Why do people keep thinking I would want to leave Manndible? I guess because it’s a cafe, they think I should automatically be unhappy working there. I mean, com’on, people are always unhappy in food service, right? Plus, it’s an undignifying job that puts us at the lowest end of the social totem pole. Even people working like slaves in cubic cells have it better than us!
Let me just say I don’t believe in these social-ranking fairy tales.
Here’s what I think: the social totem pole bullshit is a fairy tale that has the world by the balls and very few people are able to break free from it. We bow down to status and achievement like it’s the ultimate god and place our children on the altar to be sacrificed it. We then watch them grow up, maimed, unable to make a difference in the world.
Every day I see people, living obediently to their parent’s wishes. I also see the judgment that is held against me and those like me. We are a wild breed. Completely untamed. The strength of our wild energy would break the china in their fancy settings, so we should be kept out. (Indeed, we do break the china, but often with no remorse).
I am on earth to laugh, to play hard, and to live how I want to live while I’m getting where I am going. I am perfectly ok with the fairy tales that exist around me and what others may be thinking of me. Not a problem at all! I still think the people living them are beautiful, because people are beautiful no matter what. This doesn’t mean I want what they have; nor do I want to live their glamorous lives; nor do I want to leave Manndible.
To be very real, I like working at Manndible because I don’t have to fake who I am, and this is priceless–especially if you are a artist-rebel! Plus I love serving people. Sometimes I prefer to be serving than being the one served. There’s just something really wholesome and beautiful about it.

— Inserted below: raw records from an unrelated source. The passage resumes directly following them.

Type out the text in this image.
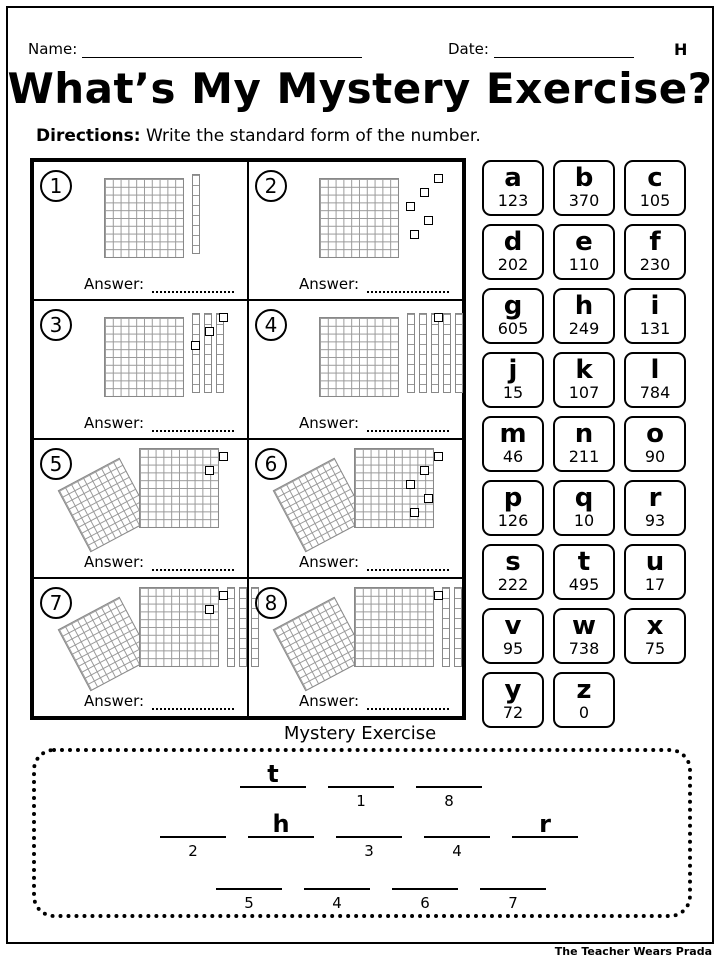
Name:	Date:	H
What’s My Mystery Exercise?
Directions: Write the standard form of the number.
1
Answer:
2
Answer:
3
Answer:
4
Answer:
5
Answer:
6
Answer:
7
Answer:
8
Answer:
a
123
b
370
c
105
d
202
e
110
f
230
g
605
h
249
i
131
j
15
k
107
l
784
m
46
n
211
o
90
p
126
q
10
r
93
s
222
t
495
u
17
v
95
w
738
x
75
y
72
z
0
Mystery Exercise
t
1	8
2
h
3	4
r
5	4	6	7
The Teacher Wears Prada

While I work, I wish for the love that I have in my soul to reach every customer, and I’m not being hypocritical when I say this. I wish the waves that carry the messages I secretly send arrive at their shores and let them know that they need to prove nothing. I wish for them to be happy in and of themselves, without having to hide behind their parent’s money and castle-like walls of the Ivy League.
I wish for myself to stay true to the ground that I stand on and let no winds move me (fierce winds do come!). When my heart is pierced open, I wish for myself to continue without abandoning my quest–the secret quest I have been on my whole life, which is to love the whole world.
Before arriving to Manndible, and even Ithaca, I had already been deeply broken. I’ve hidden my face in shame for all the things I could not do; I threw my plans on the ground hundreds of times; I told my quest to go to hell, and walked away from it all, just to find myself completing the circle and picking it all up again. Before I got to Manndible, I have gotten to what I thought was the end of my tunnel, and found no light there. I had to force the light to came on inside of me, or I would die. I glowed in the darkness, and then I realized that the light would always emerge from me! With this, I found my path again. But, life, like Snow White’s jealous mother, has set herself to break my heart again and again, then turn around and blame me and my wildness for it. How many mirages must I believe in before I realize they’re all images built with the pixels of a lie?
But my quest is to love the whole world. There’s goodness even in the lie-pixels! So I keep smiling, I keep serving, I keep opening my heart. No matter how I am judged, I commit to withholding judgment. I cannot be broken again like I have been; this battle I can win!
To the ones who are wondering why I’m working at Manndible, I should tell them, “to open your eyes”. To those who don’t give a damn either way around, I will sit and have a drink with them and feel my free self soar! There is nothing better than this. Nothing at all!